The UN chief stressed the need to work together to mobilize the political will and leadership to prevent and end the conflicts that trigger refugee flows. And where security is restored, it is vital to address the underlying causes of conflict, allowing sustainable refugee return through access to livelihoods, services and the rule of law, he added.

The focus for UNHCR this year will be in Brazil, where the High Commissioner for Refugees, António Guterres, will be spending World Refugee Day in Rio de Janeiro at the UN Conference on Sustainable Development (Rio+20).

Mr. Guterres arrived in Rio de Janeiro following a weekend visit to Ecuador, where he pledged to continue working to ensure the rights of the largest refugee population in South America. He met urban refugees from Colombia and discussed the challenges they face, including problems with documentation, during his visit to the port of Guayaquil and to the capital, Quito.

UNHCR is also marking the Day by rolling out a new campaign, called ‘Dilemmas,’ which depicts some of the tough choices facing refugees, helping the public to empathize with, and understand, their dilemma.

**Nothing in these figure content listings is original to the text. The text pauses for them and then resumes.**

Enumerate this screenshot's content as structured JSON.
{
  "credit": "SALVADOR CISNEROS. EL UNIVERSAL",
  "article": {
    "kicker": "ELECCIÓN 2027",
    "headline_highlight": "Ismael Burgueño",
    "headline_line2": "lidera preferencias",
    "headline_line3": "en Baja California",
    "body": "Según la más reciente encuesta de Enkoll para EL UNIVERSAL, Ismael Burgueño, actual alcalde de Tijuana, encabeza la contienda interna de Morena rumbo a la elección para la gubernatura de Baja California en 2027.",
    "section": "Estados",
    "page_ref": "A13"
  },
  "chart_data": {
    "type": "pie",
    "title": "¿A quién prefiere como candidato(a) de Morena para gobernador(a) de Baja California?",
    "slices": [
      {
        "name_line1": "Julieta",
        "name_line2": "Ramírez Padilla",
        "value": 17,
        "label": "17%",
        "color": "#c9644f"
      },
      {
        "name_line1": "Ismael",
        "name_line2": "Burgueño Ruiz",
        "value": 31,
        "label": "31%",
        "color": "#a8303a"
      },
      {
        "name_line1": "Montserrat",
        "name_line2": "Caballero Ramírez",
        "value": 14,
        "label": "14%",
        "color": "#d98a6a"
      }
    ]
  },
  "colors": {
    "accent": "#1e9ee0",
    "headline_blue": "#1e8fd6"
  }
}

It is being supported in special television spots by UNHCR Special Envoy Angelina Jolie and other celebrities, including some of the agency’s many Goodwill Ambassadors.

“Unfortunately, the world is producing displaced people faster than it is producing solutions to displacement. And the solutions are not exclusively humanitarian – they are also political,” Ms. Jolie said in a message to mark the Day.

She added, “The international community should rededicate itself to preventing conflict, addressing it when it erupts, and solving it more quickly, for that is the only way to create durable solutions for the refugees whose strength inspires us on this World Refugee Day.”

UNHCR has also developed a free smart-phone application, a role playing game called ‘My Life as a Refugee,’ to support the campaign on various digital platforms around the world.